By combining these two attributes, the file is treated like a protected system component, preventing it from being displayed under normal conditions. This behavior is used legitimately to protect critical Windows files, but it can also be exploited by attackers to hide malware components or payloads from users.

📘 Summary:
The program effectively makes a file invisible by setting both the Hidden and System attributes.
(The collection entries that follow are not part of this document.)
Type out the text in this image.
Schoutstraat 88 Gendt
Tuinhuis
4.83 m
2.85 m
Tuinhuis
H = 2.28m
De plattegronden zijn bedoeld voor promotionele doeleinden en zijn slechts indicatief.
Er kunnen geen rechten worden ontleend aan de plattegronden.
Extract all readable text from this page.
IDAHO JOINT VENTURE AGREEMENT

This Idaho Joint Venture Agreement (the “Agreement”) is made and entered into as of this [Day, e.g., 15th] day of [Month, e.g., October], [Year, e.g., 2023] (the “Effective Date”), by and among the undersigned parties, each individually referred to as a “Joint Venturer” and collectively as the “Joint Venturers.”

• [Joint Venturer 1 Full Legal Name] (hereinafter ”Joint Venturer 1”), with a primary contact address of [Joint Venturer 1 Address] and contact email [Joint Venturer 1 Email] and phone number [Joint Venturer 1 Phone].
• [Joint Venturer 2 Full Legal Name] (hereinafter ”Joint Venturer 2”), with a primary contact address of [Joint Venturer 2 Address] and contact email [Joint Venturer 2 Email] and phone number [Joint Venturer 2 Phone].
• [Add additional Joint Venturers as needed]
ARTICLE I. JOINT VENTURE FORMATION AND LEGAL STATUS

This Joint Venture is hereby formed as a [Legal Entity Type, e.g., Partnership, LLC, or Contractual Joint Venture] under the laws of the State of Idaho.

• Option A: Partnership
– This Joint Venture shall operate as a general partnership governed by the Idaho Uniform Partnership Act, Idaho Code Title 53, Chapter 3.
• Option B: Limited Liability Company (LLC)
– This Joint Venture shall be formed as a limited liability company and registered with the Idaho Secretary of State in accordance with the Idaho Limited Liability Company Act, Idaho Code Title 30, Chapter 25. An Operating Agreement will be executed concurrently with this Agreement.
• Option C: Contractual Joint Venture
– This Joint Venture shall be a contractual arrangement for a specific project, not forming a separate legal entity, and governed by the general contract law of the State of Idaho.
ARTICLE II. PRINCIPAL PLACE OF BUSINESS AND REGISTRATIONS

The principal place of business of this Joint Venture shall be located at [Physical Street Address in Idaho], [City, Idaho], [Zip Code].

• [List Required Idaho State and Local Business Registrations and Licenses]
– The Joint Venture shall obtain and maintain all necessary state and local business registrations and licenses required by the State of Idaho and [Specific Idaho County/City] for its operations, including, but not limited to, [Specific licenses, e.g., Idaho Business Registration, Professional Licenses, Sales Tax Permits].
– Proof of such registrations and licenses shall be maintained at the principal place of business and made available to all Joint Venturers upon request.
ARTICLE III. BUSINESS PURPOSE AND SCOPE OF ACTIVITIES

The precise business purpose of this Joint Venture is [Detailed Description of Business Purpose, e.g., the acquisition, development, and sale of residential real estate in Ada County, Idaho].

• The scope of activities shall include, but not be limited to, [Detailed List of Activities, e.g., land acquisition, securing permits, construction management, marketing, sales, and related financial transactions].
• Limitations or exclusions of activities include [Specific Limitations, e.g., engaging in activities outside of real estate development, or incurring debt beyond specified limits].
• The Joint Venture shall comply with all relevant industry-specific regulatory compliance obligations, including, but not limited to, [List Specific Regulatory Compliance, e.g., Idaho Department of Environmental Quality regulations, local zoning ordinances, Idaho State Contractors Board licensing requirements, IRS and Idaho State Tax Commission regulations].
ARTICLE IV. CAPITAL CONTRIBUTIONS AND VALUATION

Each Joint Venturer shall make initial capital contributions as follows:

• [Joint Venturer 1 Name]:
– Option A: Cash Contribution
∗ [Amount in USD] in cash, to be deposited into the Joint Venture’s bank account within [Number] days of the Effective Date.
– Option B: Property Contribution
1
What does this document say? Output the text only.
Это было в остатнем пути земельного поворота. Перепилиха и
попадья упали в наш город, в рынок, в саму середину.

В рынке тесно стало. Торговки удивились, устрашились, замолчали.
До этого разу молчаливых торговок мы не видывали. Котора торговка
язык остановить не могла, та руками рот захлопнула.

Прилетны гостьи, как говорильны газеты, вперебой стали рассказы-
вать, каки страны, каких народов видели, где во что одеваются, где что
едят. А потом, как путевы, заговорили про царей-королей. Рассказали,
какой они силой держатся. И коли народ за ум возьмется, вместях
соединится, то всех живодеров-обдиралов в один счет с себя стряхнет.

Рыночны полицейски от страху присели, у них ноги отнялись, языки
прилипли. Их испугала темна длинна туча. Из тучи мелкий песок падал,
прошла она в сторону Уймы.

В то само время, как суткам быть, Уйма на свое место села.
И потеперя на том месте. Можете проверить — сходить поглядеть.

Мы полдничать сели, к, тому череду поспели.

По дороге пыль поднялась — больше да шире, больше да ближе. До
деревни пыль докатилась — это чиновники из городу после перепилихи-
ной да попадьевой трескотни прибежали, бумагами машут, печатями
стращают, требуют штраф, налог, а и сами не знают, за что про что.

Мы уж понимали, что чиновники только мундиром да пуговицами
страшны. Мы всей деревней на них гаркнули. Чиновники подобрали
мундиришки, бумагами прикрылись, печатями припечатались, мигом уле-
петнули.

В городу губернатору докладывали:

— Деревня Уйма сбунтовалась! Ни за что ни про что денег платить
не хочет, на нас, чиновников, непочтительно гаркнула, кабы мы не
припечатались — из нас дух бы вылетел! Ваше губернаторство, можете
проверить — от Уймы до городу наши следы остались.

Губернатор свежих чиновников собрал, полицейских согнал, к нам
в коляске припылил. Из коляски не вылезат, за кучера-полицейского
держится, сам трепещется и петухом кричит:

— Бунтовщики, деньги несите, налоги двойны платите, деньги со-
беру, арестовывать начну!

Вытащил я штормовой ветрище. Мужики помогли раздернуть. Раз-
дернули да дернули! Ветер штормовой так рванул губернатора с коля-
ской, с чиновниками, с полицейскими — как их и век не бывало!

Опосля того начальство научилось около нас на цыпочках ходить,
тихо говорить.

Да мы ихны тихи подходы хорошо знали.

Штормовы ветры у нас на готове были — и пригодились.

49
This ensures that the file cannot be seen in File Explorer unless advanced view settings are changed or a command like dir /a or dir -Force or Get-ChildItem -Force is used in the command line. 

                
// =============================================================
// Project: Hide File Utility
// Author: Iron Hulk
// Description: A simple C# Windows Forms application that allows
//              the user to select a file and mark it as both 
//              Hidden and System, making it invisible in 
//              File Explorer even when “Show hidden files” is enabled.
// =============================================================

using System;
using System.IO;
using System.Windows.Forms;


internal static class HideFileUtility
{
    [STAThread]
    private static void Main()
    {
        // Initialize Windows Forms application context
        Application.EnableVisualStyles();
        Application.SetCompatibleTextRenderingDefault(false);

        // Create a file selection dialog
        using (var fileDialog = new OpenFileDialog())
        {
            // The text shown on the dialog window
            fileDialog.Title = "Select File to Hide";

            // Restricts which file types are displayed — here it allows all files
            fileDialog.Filter = "All Files (*.*)|*.*";

            // Ensures the file really exists before proceeding
            fileDialog.CheckFileExists = true;

            // Display the dialog and proceed only if a file is chosen
            if (fileDialog.ShowDialog() == DialogResult.OK)
            {
                string selectedPath = fileDialog.FileName;

                try
                {
                    // Retrieve the current attributes
                    FileAttributes currentAttributes = File.GetAttributes(selectedPath);

                    // Combine with Hidden + System flags
                    FileAttributes newAttributes = currentAttributes | (FileAttributes.Hidden | FileAttributes.System);

                    // Apply the new attributes to the file
                    File.SetAttributes(selectedPath, newAttributes);

                    MessageBox.Show(
                        $"✅ The file:\n\n{Path.GetFileName(selectedPath)}\n\nis now hidden and protected as a system file.",
                        "Operation Successful",
                        MessageBoxButtons.OK,
                        MessageBoxIcon.Information
                    );
                }
                catch (Exception ex)
                {
                    MessageBox.Show(
                        "❌ An error occurred while setting attributes:\n\n" + ex.Message,
                        "Error",
                        MessageBoxButtons.OK,
                        MessageBoxIcon.Error
                    );
                }
            }
        }
    }
}

Final Note: Protect Yourself from Hidden Files & Stealthy Malware

Hiding files using attributes or more advanced tricks is a common obfuscation technique. Below are practical, defensive steps you can use to detect, prevent, and recover from files that are being concealed on a Windows machine.

Quick checks

  • File Explorer → View → Options → View: enable Show hidden files, folders, and drives, and only uncheck Hide protected operating system files when you're ready to inspect (be careful).
  • Command line listings: 
    dir /a 
    
dir -force 
    
Get-ChildItem -Force
  • To list Alternate Data Streams (ADS) in CMD: dir /R.

If you suspect hidden/malicious files

  1. Isolate the machine from the network to stop exfiltration or spreading.
  2. Run updated AV/antimalware scans and collect evidence (file hashes, screenshots, process lists).
  3. Dont run the file unless you are sure it wont effect your sytem and run on safe environment.
  4. When unsure, preserve evidence and escalate to IT/security.